Uno sguardo profetico sugli eventi

Quell’articolo dei Patti lateranensi che aiuterebbe a fare giustizia. Di Francesco Margiotta Broglio

Una dimenticata disposizione dei Patti del Laterano, l’articolo 23 del Trattato del ’29, potrebbe tornare d’attualità alla luce della ripristinata severità e fermezza ecclesiastica nei confronti di abusi sessuali commessi da personale «religioso». La norma, voluta, a suo tempo, dalla Santa Sede per controllare il clero recalcitrante, è in realtà la sopravvivenza dell’antico «braccio secolare» che assicurava la collaborazione degli Stati per dare effetti concreti e coercitivi alla giurisdizione ecclesiastica. La disposizione prevede, infatti, che «avranno senz’altro piena efficacia giuridica, anche a tutti gli effetti civili, in Italia le sentenze e i provvedimenti emanati da autorità ecclesiastiche ed ufficialmente comunicanti alle autorità civili, circa persone ecclesiastiche o religiose e concernenti materie spirituali e disciplinari». Una norma collegata all’articolo 5 del Concordato— articolo abrogato con la revisione concordataria del 1984— che imponeva allo Stato di non assumere o conservare nel posto (insegnamento, ufficio, impiego a contatto con il pubblico) i sacerdoti «apostati o irretiti da censura ecclesiastica». È, comunque, applicabile, come previsto consensualmente dal Protocollo addizionale al Concordato dell’84, a condizione che i previsti effetti civili siano «in armonia con i diritti costituzionalmente garantiti ai cittadini italiani». Se alcuni commentatori della disposizione originaria parlavano, per gli ecclesiastici e i religiosi, di un «corpo in certo qual modo pubblico» e facevano coincidere gli effetti giuridici con l’esecutorietà dei provvedimenti (parlando anche di «esecuzione forzata» di essi), la giurisprudenza aveva escluso ogni tipo di controllo («indebita interferenza») delle autorità civili, che avrebbe rappresentato una ingerenza di sapore giurisdizionalista, mentre la dottrina aveva insistito sull’automaticità della cessazione degli uffici a contatto con il pubblico ricoperti da ecclesiastici o religiosi.

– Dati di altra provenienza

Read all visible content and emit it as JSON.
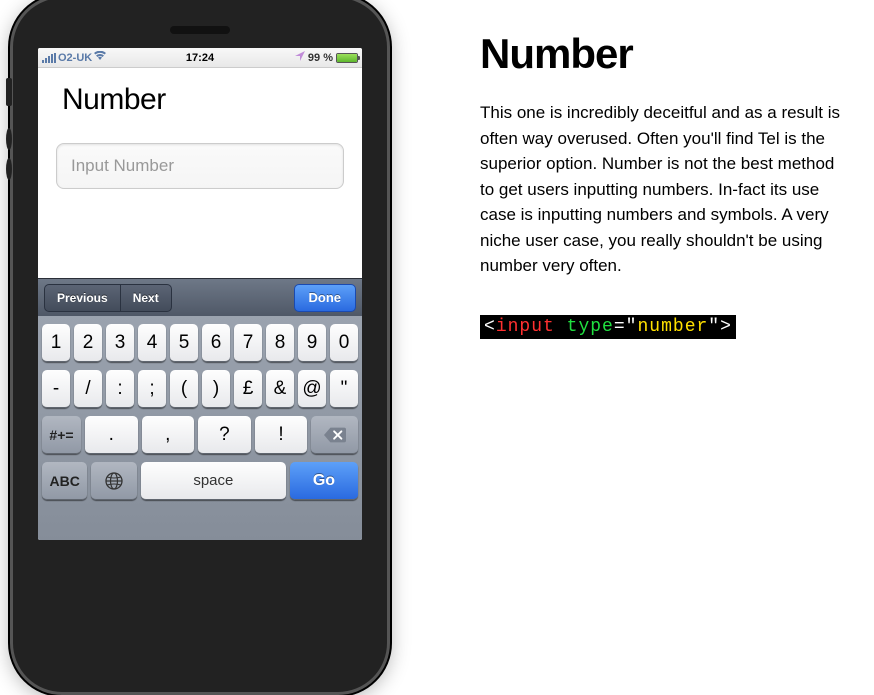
{
  "statusbar": {
    "carrier": "O2-UK",
    "time": "17:24",
    "battery_pct": "99 %"
  },
  "screen": {
    "title": "Number",
    "input_placeholder": "Input Number"
  },
  "accessory": {
    "prev": "Previous",
    "next": "Next",
    "done": "Done"
  },
  "keyboard": {
    "row1": [
      "1",
      "2",
      "3",
      "4",
      "5",
      "6",
      "7",
      "8",
      "9",
      "0"
    ],
    "row2": [
      "-",
      "/",
      ":",
      ";",
      "(",
      ")",
      "£",
      "&",
      "@",
      "\""
    ],
    "row3_mod": "#+=",
    "row3": [
      ".",
      ",",
      "?",
      "!"
    ],
    "row4_abc": "ABC",
    "row4_space": "space",
    "row4_go": "Go"
  },
  "article": {
    "title": "Number",
    "body": "This one is incredibly deceitful and as a result is often way overused. Often you'll find Tel is the superior option. Number is not the best method to get users inputting numbers. In-fact its use case is inputting numbers and symbols. A very niche user case, you really shouldn't be using number very often.",
    "code": {
      "open": "<",
      "tag": "input",
      "attr": "type",
      "eq": "=",
      "q1": "\"",
      "val": "number",
      "q2": "\"",
      "close": ">"
    }
  }
}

La questione che si poneva, e si pone, era quella dei casi che avessero implicato la collaborazione degli organi dello Stato per l’applicazione, anche forzosa, delle sanzioni ecclesiastiche. Tra questi significativa la pena espiatoria della «proibizione o ingiunzione di dimorare in un determinato luogo o territorio» (canoni 1336,1 e 1337 del Codice di diritto canonico del 1983), che autorevoli giuristi consideravano da applicare, in caso di resistenza dell’ecclesiastico o religioso censurato al «confino» comminato, «mediante semplici misure di polizia» (Piga). Più complessa, oggi, la questione degli effetti di provvedimenti che comportino «per l’interessato la perdita di quel sostentamento di cui fruisce in virtù della propria condizione di chierico o di religioso» (Cardia) ai sensi della legge numero 222 del 1985 sul sostentamento del clero.

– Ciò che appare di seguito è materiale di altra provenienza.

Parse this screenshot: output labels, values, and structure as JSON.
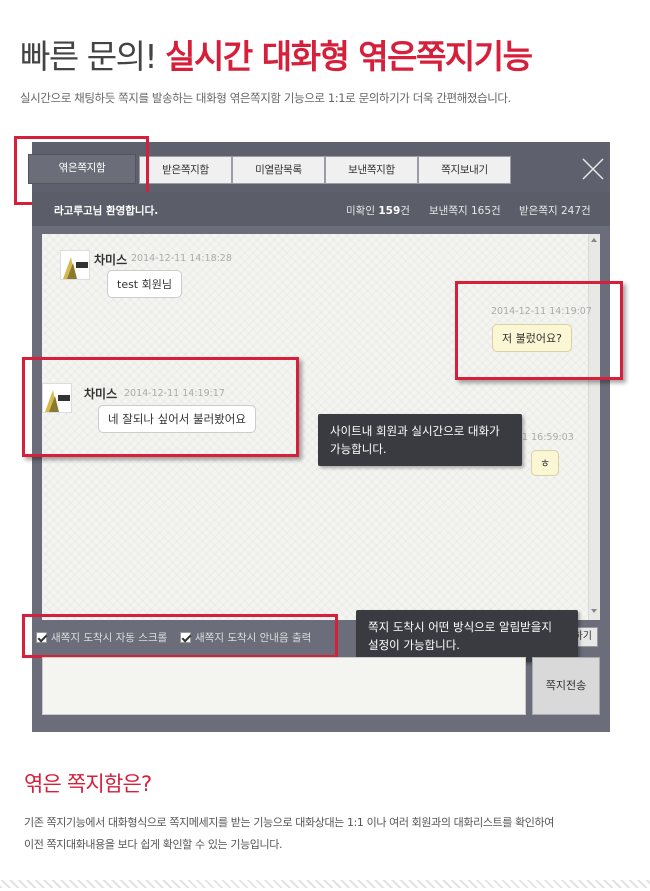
{
  "header": {
    "title_light": "빠른 문의!",
    "title_red": "실시간 대화형 엮은쪽지기능",
    "subtitle": "실시간으로 채팅하듯 쪽지를 발송하는 대화형 엮은쪽지함 기능으로 1:1로 문의하기가 더욱 간편해졌습니다."
  },
  "window": {
    "tabs": [
      {
        "label": "엮은쪽지함",
        "active": true
      },
      {
        "label": "받은쪽지함",
        "active": false
      },
      {
        "label": "미열람목록",
        "active": false
      },
      {
        "label": "보낸쪽지함",
        "active": false
      },
      {
        "label": "쪽지보내기",
        "active": false
      }
    ],
    "status": {
      "left": "라고루고님 환영합니다.",
      "unread_label": "미확인",
      "unread_count": "159",
      "unread_unit": "건",
      "sent": "보낸쪽지 165건",
      "received": "받은쪽지 247건"
    },
    "messages": [
      {
        "sender": "차미스",
        "time": "2014-12-11 14:18:28",
        "text": "test 회원님"
      },
      {
        "time": "2014-12-11 14:19:07",
        "text": "저 불렀어요?"
      },
      {
        "sender": "차미스",
        "time": "2014-12-11 14:19:17",
        "text": "네 잘되나 싶어서 불러봤어요"
      },
      {
        "time": "11 16:59:03",
        "text": "ㅎ"
      }
    ],
    "avatar_text": "CHAMIS",
    "options": {
      "autoscroll": "새쪽지 도착시 자동 스크롤",
      "notice": "새쪽지 도착시 안내음 출력"
    },
    "small_button": "하기",
    "send_button": "쪽지전송"
  },
  "callouts": {
    "realtime": [
      "사이트내 회원과 실시간으로 대화가",
      "가능합니다."
    ],
    "notify": [
      "쪽지 도착시 어떤 방식으로 알림받을지",
      "설정이 가능합니다."
    ]
  },
  "section": {
    "title": "엮은 쪽지함은?",
    "desc_line1": "기존 쪽지기능에서 대화형식으로 쪽지메세지를 받는 기능으로 대화상대는 1:1 이나 여러 회원과의 대화리스트를 확인하여",
    "desc_line2": "이전 쪽지대화내용을 보다 쉽게 확인할 수 있는 기능입니다."
  },
  "colors": {
    "accent": "#d51f3b",
    "window_bg": "#6b6d7a",
    "mine_bubble": "#fbf6d4"
  }
}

Quale occasione migliore, dopo la recente severa presa di posizione del Pontefice sugli ecclesiastici o religiosi, colpevoli degli ormai anche troppo noti «abusi» nei confronti di minori, per un rinnovato e quanto mai opportuno uso della preziosa disposizione del trattato lateranense sopra ricordata, per ottenere il rispetto effettivo delle decisioni delle autorità ecclesiastiche e, soprattutto, l’allontanamento del colpevole dalle «zone a rischio» con la destinazione, nel rispetto dei canoni ricordati, del medesimo in «luoghi o territori» opportuni.

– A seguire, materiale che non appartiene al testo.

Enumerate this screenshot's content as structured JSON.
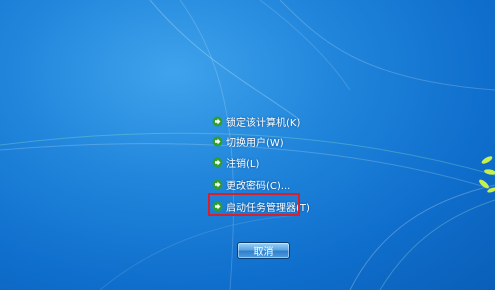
{
  "menu": {
    "items": [
      {
        "label": "锁定该计算机(K)",
        "icon": "green-arrow-icon"
      },
      {
        "label": "切换用户(W)",
        "icon": "green-arrow-icon"
      },
      {
        "label": "注销(L)",
        "icon": "green-arrow-icon"
      },
      {
        "label": "更改密码(C)...",
        "icon": "green-arrow-icon"
      },
      {
        "label": "启动任务管理器(T)",
        "icon": "green-arrow-icon"
      }
    ],
    "highlighted_index": 4,
    "highlight_color": "#d9202a"
  },
  "cancel_label": "取消",
  "colors": {
    "background": "#1f84da",
    "arrow_green": "#3bbf3b"
  }
}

L’indulgenza verso i trasgressori, recentemente invocata dallo stesso Benedetto XVI è certamente ammissibile sul piano religioso, ma essa non solo è penalmente rilevante, ma deve in ogni caso escludere la possibilità che i comportamenti abusivi possano essere reiterati e, quindi, che i peccati finiscano per moltiplicarsi. Se fosse necessario non è da dubitare che le autorità competenti dello Stato sarebbero senz’altro disponibili ad operare nello spirito della collaborazione concordataria, limitandosi, come ha detto la Cassazione (1980, numero 2919), a «verificare l’autenticità dell’atto, la competenza (assoluta) dell’organo che l’ha emesso e la non contraddittorietà all’ordine pubblico od a specifiche leggi dello Stato».